Published at Wednesday, 16 September 2020. Reading Worksheets. By Rubie Bouvier.
Ask yourself these questions when preparing a handout whether it is for the first day of school or just a plain ordinary lesson on teaching reading strategies. What is the aim of the handout? Will I grade the handout? Will I go over the handout in class or collect it? How much percentage will I give for handouts for the final grade?Is my handout well prepared? Do students have enough information to tackle the subject matter of the handout? Are the instructions crystal clear? Do I want the students to finish the handout at home or during class time?
One way to teach them about money is to make a game out of it. Have some change available and let them win the change when asked a question. Make each question a different value. An example would be question number 1 would be worth 3 cents. Lay the money out for them to choose the three cents and if they do it correctly the first time they get to keep the money. Have some prizes at the end of the game so that they can purchase items again counting back the money to you to make that purchase. This will teach them how to count with out them realizing they are learning. To them it is just a game but they will learn how to count money.
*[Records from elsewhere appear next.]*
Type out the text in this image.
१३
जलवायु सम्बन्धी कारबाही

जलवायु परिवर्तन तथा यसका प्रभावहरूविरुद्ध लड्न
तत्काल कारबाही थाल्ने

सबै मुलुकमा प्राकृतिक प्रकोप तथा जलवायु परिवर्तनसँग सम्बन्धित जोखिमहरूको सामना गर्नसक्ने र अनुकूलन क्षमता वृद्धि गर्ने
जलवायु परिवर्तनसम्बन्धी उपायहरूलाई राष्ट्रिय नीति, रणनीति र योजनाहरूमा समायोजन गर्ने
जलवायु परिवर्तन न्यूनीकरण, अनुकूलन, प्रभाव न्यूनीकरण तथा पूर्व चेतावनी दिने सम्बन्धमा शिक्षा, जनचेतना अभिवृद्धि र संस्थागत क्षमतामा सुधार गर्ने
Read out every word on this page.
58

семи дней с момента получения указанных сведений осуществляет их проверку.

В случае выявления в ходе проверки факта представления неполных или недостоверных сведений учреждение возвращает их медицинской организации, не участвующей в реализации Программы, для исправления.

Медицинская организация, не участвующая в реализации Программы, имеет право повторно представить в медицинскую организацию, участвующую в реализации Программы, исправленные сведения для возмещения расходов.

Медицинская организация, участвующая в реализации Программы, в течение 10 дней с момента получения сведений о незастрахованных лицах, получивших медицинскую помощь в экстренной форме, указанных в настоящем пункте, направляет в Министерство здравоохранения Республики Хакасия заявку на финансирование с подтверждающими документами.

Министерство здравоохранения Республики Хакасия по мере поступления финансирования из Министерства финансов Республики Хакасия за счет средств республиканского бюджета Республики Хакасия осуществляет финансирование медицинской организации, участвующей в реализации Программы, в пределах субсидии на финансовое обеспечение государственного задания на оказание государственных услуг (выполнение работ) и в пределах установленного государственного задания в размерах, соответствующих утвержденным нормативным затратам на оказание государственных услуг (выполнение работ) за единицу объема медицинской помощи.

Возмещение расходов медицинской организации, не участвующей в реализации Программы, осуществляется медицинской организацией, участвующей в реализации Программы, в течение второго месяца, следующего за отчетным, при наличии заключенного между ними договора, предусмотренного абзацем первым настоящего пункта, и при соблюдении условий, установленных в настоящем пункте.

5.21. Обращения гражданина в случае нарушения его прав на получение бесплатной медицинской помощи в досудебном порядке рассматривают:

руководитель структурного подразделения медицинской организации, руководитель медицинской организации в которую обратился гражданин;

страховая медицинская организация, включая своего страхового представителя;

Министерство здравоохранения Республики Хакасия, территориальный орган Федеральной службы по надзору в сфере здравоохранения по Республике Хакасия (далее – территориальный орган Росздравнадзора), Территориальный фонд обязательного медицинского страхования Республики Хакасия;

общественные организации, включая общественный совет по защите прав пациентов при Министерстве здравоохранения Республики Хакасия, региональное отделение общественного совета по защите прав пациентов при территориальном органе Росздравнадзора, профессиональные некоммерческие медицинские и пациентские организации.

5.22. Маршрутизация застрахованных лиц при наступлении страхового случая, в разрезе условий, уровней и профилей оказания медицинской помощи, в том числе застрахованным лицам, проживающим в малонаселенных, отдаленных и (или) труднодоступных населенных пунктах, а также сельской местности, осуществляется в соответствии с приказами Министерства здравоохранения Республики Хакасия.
Play is how children utilize this particular learning style. Play is one of the most powerful vehicles for facilitating learning. When you play with your child you are demonstrating how much you value them and enjoy their company. This helps build self-esteem and many studies now reveal that children with high emotional intelligence will outperform children with higher IQ but lower self esteem. In the UK questions are being asked regarding whether children are given enough time to simply play. The pattern seems to be that children are given more time to play during their early years in school but towards the middle years a more formal approach dominates their school day. Emeritus Professor Barbara argues that the tendency for state education to focus on a more formal, left-brain orientated approach to learning can have disastrous implications for a significant percentage of children, particularly boys, who tend to be predominantly tactile learners.